Sprinkled with interesting tidbits of Iranian culture, Jumping Through Fires is the author's amazing life experiences, beginning with his firsthand encounters with the crumbling of Iran's government in the 1970's. Once his family successfully began their new life in America, he experienced a whole new batch of issues in his young life. David Nasser was raised Muslim, but over time and through many elements, as a teenager he became a follower of Jesus Christ. His conversion led him to become a leader among his peers, and eventually a speaker to masses. Once a punk teenager lying to his parents, selling drugs, and rudely mistreating everyone "beneath" him, Nasser has become a respected authority in the transforming grace of God. His transparency in telling his story is rather unlikely from those in such positions of leadership.
My new favorite quote:
"His [God's] unceasing presence in our yesterdays is our hope and assurance for the fires of our tomorrows." pg. 170
Set in the mid-60's, this book is about Holling Hoodhood's (yep, that's his name) weekly experiences with a teacher who he is convinced hates his guts. At this point in educational history, students were dismissed midday on Wednesdays to go to their respective churches or temples and learn about their religion. The Catholic students went to parochial school to learn about Catholicism, and the Jewish students went to Hebrew school to prepare for the bar and bat mitzvahs. That left Holling, a Presbyterian, who had nowehere to go, and therefore was stuck with Mrs. Baker. Their "Wednesday wars" are actually some creative and meaningful times spent together that grow Holling in ways that could never have been anticipated.
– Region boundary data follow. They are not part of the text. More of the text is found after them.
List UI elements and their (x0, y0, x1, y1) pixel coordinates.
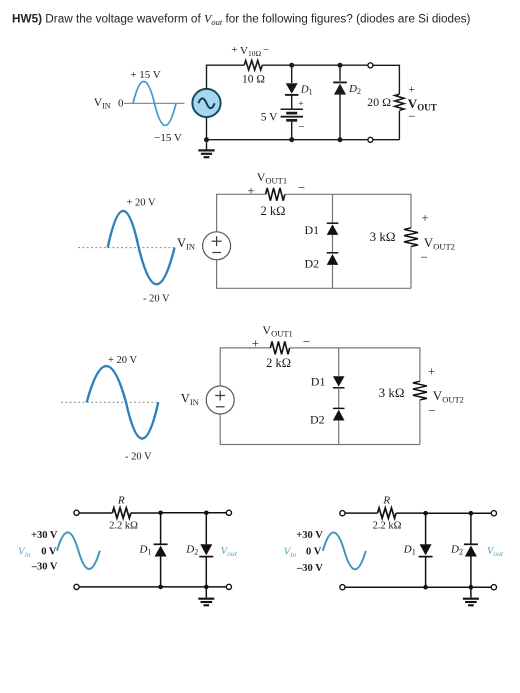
resistor 3k (circuit2) (404, 228, 418, 288)
label Vout (bottom-right) (487, 545, 504, 558)
resistor 2k (circuit3) (270, 342, 289, 355)
wire terminal to right branch top (373, 65, 400, 94)
waveform VIN sine 2 (108, 211, 175, 284)
label Vin (bottom-left) (18, 546, 31, 559)
value 20 ohm (367, 95, 391, 109)
source VIN circle 2 (203, 232, 231, 260)
junction node top D2 (338, 63, 343, 68)
wire D2 node to top terminal (340, 64, 368, 66)
junction node top D1 (289, 63, 294, 68)
terminal bottom-left (open, bottom-left ckt) (74, 584, 79, 589)
wire resistor to node1 (bottom-right) (396, 512, 426, 514)
label D2 (circuit3) (310, 413, 325, 427)
value 2 kohm (circuit3) (266, 356, 291, 370)
label D1 (circuit2) (305, 223, 320, 237)
diode D1 (285, 65, 298, 95)
wire bottom (bottom-right) (345, 586, 491, 588)
terminal top-right (open, bottom-right ckt) (491, 511, 496, 516)
svg-text:−: − (408, 109, 415, 124)
svg-text:3 kΩ: 3 kΩ (379, 385, 405, 400)
svg-text:−: − (428, 403, 435, 418)
diode D1 (circuit2) (327, 194, 339, 235)
resistor 2k (circuit2) (266, 188, 285, 201)
diode D1 (bottom-left, pointing up) (154, 513, 168, 587)
value 3 kohm (circuit2) (370, 229, 396, 244)
resistor R 2.2k (bottom-left) (112, 508, 131, 518)
label D1 (bottom-left) (139, 543, 152, 556)
wire bottom (circuit2) (217, 260, 411, 289)
svg-text:+: + (247, 184, 254, 198)
diode D2 (333, 65, 347, 140)
junction node2 top (bottom-left) (204, 511, 209, 516)
wire terminal to resistor (bottom-left) (79, 512, 112, 514)
title HW5 (12, 12, 470, 28)
resistor 10 ohm (244, 60, 262, 70)
wire resistor to mid branch 3 (290, 347, 339, 349)
value 2.2 kohm (bottom-left) (109, 521, 138, 532)
label -20 V (circuit3) (125, 451, 152, 462)
label +30 V (bottom-left) (31, 530, 58, 541)
ground (bottom-right) (463, 587, 479, 605)
waveform axis (dash-dot) (78, 247, 175, 249)
terminal top-right (open, bottom-left ckt) (226, 510, 231, 515)
value 10 ohm (242, 74, 265, 86)
label + V10ohm - (231, 44, 269, 58)
label VOUT (408, 82, 437, 124)
value 2.2 kohm (bottom-right) (373, 520, 402, 531)
label Vout (bottom-left) (221, 545, 238, 558)
wire source to resistor (207, 65, 245, 89)
ground (198, 140, 214, 158)
wire resistor to mid branch 2 (285, 193, 333, 195)
svg-text:−15 V: −15 V (154, 132, 182, 144)
label -30 V (bottom-right) (296, 563, 323, 574)
wire D1 to D2 (circuit2) (332, 235, 334, 253)
svg-text:R: R (117, 495, 125, 507)
svg-text:+ 20 V: + 20 V (108, 355, 137, 366)
svg-text:–30 V: –30 V (31, 562, 58, 573)
resistor 20 ohm (395, 94, 404, 140)
terminal bottom-right (open, bottom-left ckt) (226, 584, 231, 589)
diode D2 (bottom-left, pointing down) (199, 513, 213, 587)
wire D1 to D2 (circuit3) (338, 388, 340, 409)
wire node1 to node2 (bottom-right) (426, 512, 471, 514)
svg-text:D2: D2 (310, 413, 325, 427)
wire mid to right top 2 (333, 194, 412, 228)
svg-text:D1: D1 (305, 223, 320, 237)
waveform Vin sine (bottom-right) (323, 533, 366, 570)
svg-text:–30 V: –30 V (296, 563, 323, 574)
diode D2 (bottom-right, pointing up) (464, 513, 478, 587)
wire bottom (bottom-left) (79, 586, 226, 588)
svg-text:D1: D1 (311, 374, 326, 388)
label D2 (bottom-right) (450, 543, 463, 556)
battery 5 V (281, 95, 303, 140)
label VIN 0 (94, 97, 124, 110)
svg-text:−: − (298, 180, 305, 195)
wire mid to right top 3 (339, 348, 420, 381)
wire source top 3 (220, 348, 270, 386)
waveform VIN sine (133, 81, 176, 125)
junction node bottom D2 (338, 137, 343, 142)
svg-text:+: + (408, 82, 415, 96)
wire bottom (207, 139, 368, 141)
waveform VIN sine 3 (87, 366, 159, 439)
value 2 kohm (circuit2) (261, 204, 286, 218)
waveform Vin sine (bottom-left) (57, 532, 100, 569)
label 5 V (261, 111, 278, 123)
label R (bottom-right) (382, 495, 390, 507)
wire resistor to D1 node (262, 64, 292, 66)
junction node2 bottom (bottom-left) (204, 585, 209, 590)
wire resistor to node1 (bottom-left) (131, 512, 161, 514)
terminal top (open) (368, 63, 373, 68)
wire node1 to node2 (bottom-left) (161, 512, 207, 514)
svg-text:0 V: 0 V (306, 547, 322, 558)
svg-text:+30 V: +30 V (31, 530, 58, 541)
label D1 (bottom-right) (403, 543, 416, 556)
svg-text:+ 20 V: + 20 V (127, 198, 156, 209)
battery polarity + (298, 100, 303, 110)
label VIN (circuit3) (181, 392, 199, 408)
junction node source bottom (204, 137, 209, 142)
label D1 (300, 83, 313, 96)
battery polarity - (298, 121, 304, 133)
label +30 V (bottom-right) (296, 530, 323, 541)
junction node1 top (bottom-right) (423, 511, 428, 516)
svg-text:20 Ω: 20 Ω (367, 95, 391, 109)
label -20 V (143, 293, 170, 304)
svg-text:- 20 V: - 20 V (143, 293, 170, 304)
wire source top 2 (217, 194, 266, 232)
svg-text:HW5) Draw the voltage waveform: HW5) Draw the voltage waveform of Vout f… (12, 12, 470, 28)
value 3 kohm (circuit3) (379, 385, 405, 400)
wire node2 to right terminal (bottom-right) (471, 512, 491, 514)
label D2 (bottom-left) (185, 543, 198, 556)
svg-text:R: R (382, 495, 390, 507)
label 0 V (bottom-left) (41, 547, 57, 558)
resistor 3k (circuit3) (413, 381, 427, 444)
svg-text:2.2 kΩ: 2.2 kΩ (373, 520, 402, 531)
svg-text:D2: D2 (305, 256, 320, 270)
wire bottom (circuit3) (220, 414, 420, 445)
label +20 V (127, 198, 156, 209)
svg-text:0: 0 (118, 97, 124, 109)
terminal top-left (open, bottom-left ckt) (74, 510, 79, 515)
svg-text:+30 V: +30 V (296, 530, 323, 541)
svg-text:+: + (298, 100, 303, 110)
wire terminal to resistor (bottom-right) (345, 512, 378, 514)
junction node2 top (bottom-right) (469, 511, 474, 516)
svg-text:3 kΩ: 3 kΩ (370, 229, 396, 244)
svg-text:+: + (428, 364, 435, 378)
label VOUT1 (circuit3) (252, 323, 310, 351)
svg-text:5 V: 5 V (261, 111, 278, 123)
label VOUT1 (circuit2) (247, 170, 305, 198)
label VOUT2 (circuit3) (428, 364, 464, 418)
junction node1 top (bottom-left) (158, 511, 163, 516)
terminal bottom-right (open, bottom-right ckt) (491, 585, 496, 590)
svg-text:−: − (263, 44, 269, 56)
svg-text:2.2 kΩ: 2.2 kΩ (109, 521, 138, 532)
label D2 (348, 83, 361, 96)
wire node2 to right terminal (bottom-left) (206, 512, 226, 514)
svg-text:+: + (421, 211, 428, 225)
label +20 V (circuit3) (108, 355, 137, 366)
wire D1 node to D2 node (292, 64, 340, 66)
junction node1 bottom (bottom-left) (158, 585, 163, 590)
label VIN 2 (177, 236, 195, 252)
label VOUT2 (circuit2) (421, 211, 455, 265)
waveform VIN graph axis (124, 102, 185, 104)
source VIN circle 3 (206, 386, 234, 414)
ground (bottom-left) (198, 587, 214, 605)
label R (bottom-left) (117, 495, 125, 507)
label +15 V (130, 69, 161, 81)
label -30 V (bottom-left) (31, 562, 58, 573)
junction node1 bottom (bottom-right) (423, 585, 428, 590)
svg-text:2 kΩ: 2 kΩ (266, 356, 291, 370)
svg-text:+: + (231, 44, 237, 56)
diode D2 (circuit3) (333, 408, 345, 444)
junction node bottom D1 (289, 137, 294, 142)
label Vin (bottom-right) (284, 546, 297, 559)
label D2 (circuit2) (305, 256, 320, 270)
diode D1 (bottom-right, pointing down) (419, 513, 433, 587)
resistor R 2.2k (bottom-right) (378, 508, 397, 518)
svg-text:+: + (252, 337, 259, 351)
label -15 V (154, 132, 182, 144)
label D1 (circuit3) (311, 374, 326, 388)
svg-text:0 V: 0 V (41, 547, 57, 558)
svg-text:−: − (303, 334, 310, 349)
wire bottom right (373, 139, 400, 141)
diode D2 (circuit2) (327, 253, 339, 288)
svg-text:- 20 V: - 20 V (125, 451, 152, 462)
svg-text:+ 15 V: + 15 V (130, 69, 161, 81)
svg-text:10 Ω: 10 Ω (242, 74, 265, 86)
diode D1 (circuit3) (333, 348, 345, 388)
terminal top-left (open, bottom-right ckt) (340, 511, 345, 516)
waveform axis 3 (dash-dot) (61, 401, 159, 403)
junction node2 bottom (bottom-right) (469, 585, 474, 590)
svg-text:−: − (298, 121, 304, 133)
ac source VS1 (192, 89, 220, 117)
label 0 V (bottom-right) (306, 547, 322, 558)
terminal bottom (open) (368, 137, 373, 142)
svg-text:−: − (421, 249, 428, 264)
svg-text:2 kΩ: 2 kΩ (261, 204, 286, 218)
wire source bottom (206, 117, 208, 140)
terminal bottom-left (open, bottom-right ckt) (340, 585, 345, 590)
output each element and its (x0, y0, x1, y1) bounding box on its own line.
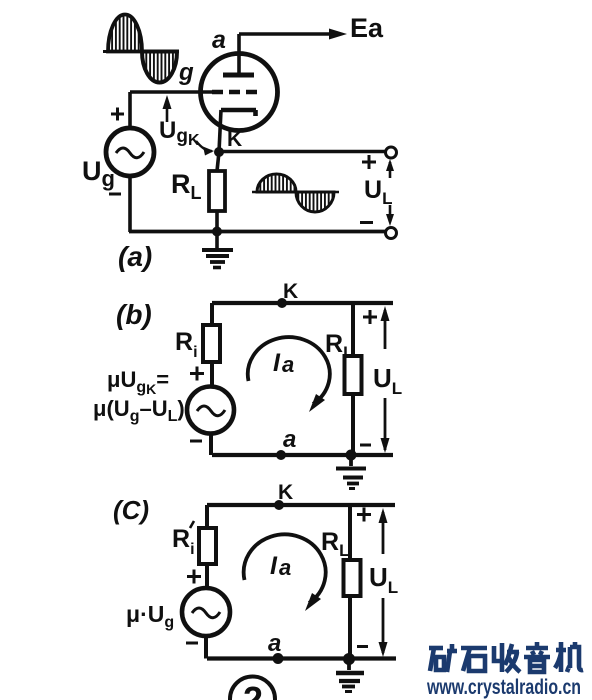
ground (c) (347, 659, 351, 670)
minus sign right (c) (357, 645, 368, 648)
svg-text:Ea: Ea (350, 13, 384, 43)
wire bottom (c) (207, 656, 396, 660)
plus sign (c) (187, 570, 201, 584)
wire RL to bottom node (215, 211, 219, 232)
figure number circle 2 (230, 677, 275, 700)
node a (b) (276, 450, 286, 460)
wire top (b) (212, 301, 393, 305)
arrow UL down (b) (384, 398, 387, 450)
loop arrow Ia (b) (248, 337, 330, 404)
wire anode to Ea (239, 32, 336, 36)
tube anode plate (223, 73, 254, 78)
minus sign (b) (190, 440, 202, 443)
tube V1 envelope (201, 54, 278, 131)
source (b) (187, 387, 234, 434)
source (c) (182, 588, 230, 636)
wire cathode lead (219, 110, 221, 152)
ground (a) (215, 232, 219, 249)
output waveform baseline (252, 191, 339, 194)
watermark 矿石收音机 (429, 642, 583, 672)
wire right rail (b) (351, 303, 355, 455)
arrow UL up (c) (382, 512, 385, 554)
svg-text:(C): (C) (113, 495, 149, 525)
arrow UL up (389, 162, 392, 178)
output waveform positive half (257, 174, 296, 192)
terminal bottom (386, 228, 397, 239)
node K (c) (274, 500, 284, 510)
wire right rail (c) (348, 505, 352, 659)
arrow UL down (c) (382, 598, 385, 653)
wire left rail (c) (205, 505, 209, 589)
svg-text:www.crystalradio.cn: www.crystalradio.cn (426, 676, 581, 699)
ground (b) (349, 455, 353, 466)
tube cathode (221, 110, 256, 116)
plus sign UL (c) (357, 508, 371, 522)
loop arrow Ia (c) (244, 534, 326, 603)
minus sign right (b) (360, 444, 371, 447)
svg-text:a: a (282, 352, 294, 377)
arrow UL up (b) (384, 310, 387, 349)
char yin (524, 642, 550, 672)
input waveform negative half-cycle (142, 52, 177, 83)
resistor RL (b) (345, 356, 362, 394)
node bottom (a) (212, 227, 222, 237)
minus sign (c) (186, 642, 198, 645)
input waveform baseline (103, 50, 179, 53)
wire source to bottom (b) (209, 434, 213, 456)
wire grid lead (130, 90, 212, 94)
resistor Ri (b) (203, 325, 220, 362)
node a (c) (273, 653, 284, 664)
plus sign (b) (190, 367, 204, 381)
node corner (b) (346, 450, 357, 461)
wire bottom (b) (212, 453, 393, 457)
tube grid (dashed) (212, 90, 262, 95)
svg-text:a: a (283, 426, 296, 453)
char ji (555, 642, 583, 672)
source Ug (106, 128, 154, 176)
char shou (494, 643, 520, 672)
arrowhead Ea (329, 29, 347, 40)
plus sign UL (b) (363, 310, 377, 324)
svg-text:(b): (b) (116, 299, 152, 330)
svg-text:a: a (212, 26, 226, 54)
resistor Ri' (c) (199, 528, 216, 564)
svg-text:2: 2 (243, 679, 263, 700)
output waveform negative half (296, 192, 334, 212)
wire left rail bottom (128, 176, 132, 232)
wire top (c) (207, 503, 395, 507)
input waveform positive half-cycle (108, 15, 142, 52)
plus sign (UL out) (362, 155, 376, 169)
svg-text:a: a (268, 630, 281, 657)
char shi (461, 648, 487, 671)
svg-text:(a): (a) (118, 241, 152, 272)
plus sign (Ug) (111, 108, 124, 121)
wire bottom (129, 230, 387, 234)
wire node K to RL (217, 152, 219, 171)
resistor RL (c) (344, 560, 361, 596)
node corner (c) (343, 653, 355, 665)
arrow UL down (389, 205, 392, 222)
char kuang (429, 644, 457, 672)
svg-text:I: I (273, 349, 281, 377)
svg-text:K: K (283, 280, 298, 303)
minus sign (UL out) (360, 221, 373, 224)
svg-text:K: K (278, 481, 293, 504)
svg-text:a: a (279, 555, 291, 580)
minus sign (Ug) (109, 193, 121, 196)
resistor RL (a) (209, 171, 225, 211)
svg-text:K: K (227, 128, 242, 151)
arrow UgK up (166, 101, 169, 122)
svg-text:g: g (178, 59, 194, 86)
terminal top (386, 147, 397, 158)
node K (b) (277, 298, 287, 308)
arrow UgK to node K (196, 141, 212, 151)
wire left rail top (128, 92, 132, 128)
wire source to bottom (c) (204, 636, 208, 659)
wire left rail (b) (210, 303, 214, 387)
wire output top (219, 150, 386, 154)
node K (214, 147, 224, 157)
wire anode lead (237, 34, 241, 75)
svg-text:I: I (270, 552, 278, 580)
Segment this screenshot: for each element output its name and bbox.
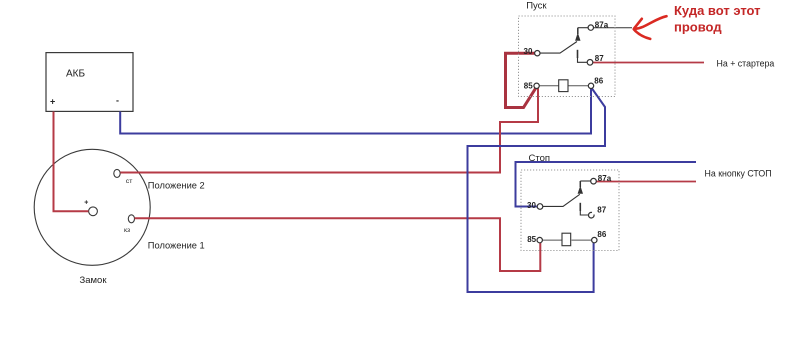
relay Пуск armature from pin 30: [540, 42, 577, 54]
svg-text:Куда вот этот: Куда вот этот: [674, 3, 761, 18]
red annotation arrow: [634, 16, 667, 39]
relay Стоп coil line 85-86: [542, 239, 591, 241]
wire red lock ст to relay Пуск pin 85: [120, 88, 538, 172]
svg-text:Замок: Замок: [80, 275, 108, 286]
wire black Пуск pin 87a mystery wire: [594, 27, 633, 29]
svg-text:На + стартера: На + стартера: [717, 58, 775, 68]
relay Стоп armature arrowhead: [578, 186, 583, 194]
relay Пуск coil line 85-86: [539, 85, 588, 87]
relay Стоп armature from pin 30: [543, 194, 580, 206]
svg-text:30: 30: [524, 47, 533, 56]
lock terminal ст: [114, 169, 120, 177]
relay Стоп pin 87: [588, 212, 594, 218]
svg-text:86: 86: [597, 230, 606, 239]
svg-text:+: +: [84, 199, 88, 206]
relay Стоп dashed box: [521, 170, 619, 251]
svg-text:87a: 87a: [598, 174, 612, 183]
svg-text:30: 30: [527, 201, 536, 210]
relay Пуск pin 86: [588, 83, 593, 88]
relay Пуск pin 87a: [588, 25, 593, 30]
svg-text:Положение 1: Положение 1: [148, 241, 205, 251]
svg-text:87a: 87a: [595, 21, 609, 30]
relay Стоп pin 30: [537, 204, 543, 210]
wire red Пуск pin 87 На + стартера: [593, 62, 704, 64]
relay Пуск contact stub to 87: [577, 50, 579, 58]
lock terminal кз: [128, 215, 134, 223]
relay Стоп pin 85: [537, 237, 542, 242]
relay Стоп contact stub to 87: [579, 203, 581, 211]
svg-text:85: 85: [527, 235, 536, 244]
svg-text:86: 86: [594, 77, 603, 86]
relay Стоп pin 87a: [591, 178, 597, 184]
svg-text:Пуск: Пуск: [526, 1, 547, 12]
svg-text:кз: кз: [124, 227, 130, 234]
svg-text:85: 85: [524, 82, 533, 91]
svg-text:-: -: [116, 96, 119, 106]
svg-text:На кнопку СТОП: На кнопку СТОП: [705, 168, 772, 178]
battery АКБ box: [46, 53, 133, 112]
relay Пуск pin 30: [535, 51, 540, 56]
relay Пуск dashed box: [519, 16, 616, 97]
relay Стоп coil: [562, 233, 571, 246]
relay Пуск pin 87: [587, 60, 593, 66]
svg-text:Положение 2: Положение 2: [148, 180, 205, 190]
relay Пуск coil: [559, 80, 568, 92]
wire red battery plus to lock: [54, 112, 89, 212]
wire blue Пуск pin 86 to Стоп pin 86: [468, 88, 606, 292]
wire red thick jumper Пуск pin 30 to pin 85: [506, 53, 537, 107]
relay Пуск contact line from 87a: [578, 27, 588, 29]
svg-text:Стоп: Стоп: [529, 153, 551, 164]
relay Стоп contact line from 87a: [580, 180, 591, 182]
relay Пуск pin 85: [534, 83, 539, 88]
ignition lock circle (Замок): [34, 149, 150, 265]
wire blue На кнопку СТОП to Стоп pin 30: [516, 162, 697, 207]
svg-text:провод: провод: [674, 20, 722, 35]
wire red lock кз to relay Стоп pin 85: [135, 218, 541, 271]
relay Пуск armature arrowhead: [575, 33, 580, 41]
svg-text:87: 87: [595, 54, 604, 63]
lock center + terminal: [89, 207, 98, 216]
svg-text:+: +: [50, 97, 55, 107]
svg-text:ст: ст: [126, 178, 133, 185]
wire red Стоп pin 87a На кнопку СТОП: [597, 181, 697, 183]
wire blue battery minus to relay Пуск pin 86: [120, 88, 591, 133]
svg-text:АКБ: АКБ: [66, 69, 85, 80]
relay Стоп pin 86: [592, 237, 597, 242]
svg-text:87: 87: [597, 206, 606, 215]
What was most interesting to me was how Schmidt makes the interactions with Mrs. Baker (the teacher who Holling thinks hates him) the star of this novel, and how there are so many intriguing side-stories that are much more important and significant than her literature lessons. Here are a few of them:
1. Holling's father is an architect, and a successful one. He's also a jerk. This affects Holling, his mother and sister, and his friends in some very important ways.
2. The story is set during the Vietnam war. Mrs. Baker's husband is a soldier, and becomes trapped behind enemy lines.
3. The culture of the Vitenam era is also a pressing, and most interesting, issue in this tale. One of Holling's classmates is a Vietnamese orphan who has had nothing whatsoever to do with the war, yet she takes the brunt of the town's frustrations in some very demeaning and hateful ways.
4. Initially considered the bane of his existence, Mrs. Baker is actually Holling's strongest ally.
4. Mrs. Baker is an awesome teacher, whose strongest characteristics are her perception, her discretion, and her compassion. We could all take a few notes from Mrs. Baker.
My primary concern during the first few chapters was that students would not be engaged in this book. Set in a different time period in a different part of the country that had very different anxieties than our students currently experience, I worried that it would be much too foreign for them to relate. Then again, I will be the first to acknowledge that one of the greatest gifts literature can offer us is the ability to step outside ourselves and our problems and our egos and into the shoes of another person we would never perhaps even meet, much less be.
It's a good book, and I'll recommend it to my 5th graders... maybe some 4th graders as well. But, I know now HOW to recommend it and prepare my students for its consumption. The Wednesday Wars: Handle With Care!
*The Wednesday Wars is a Newbery Honor Book.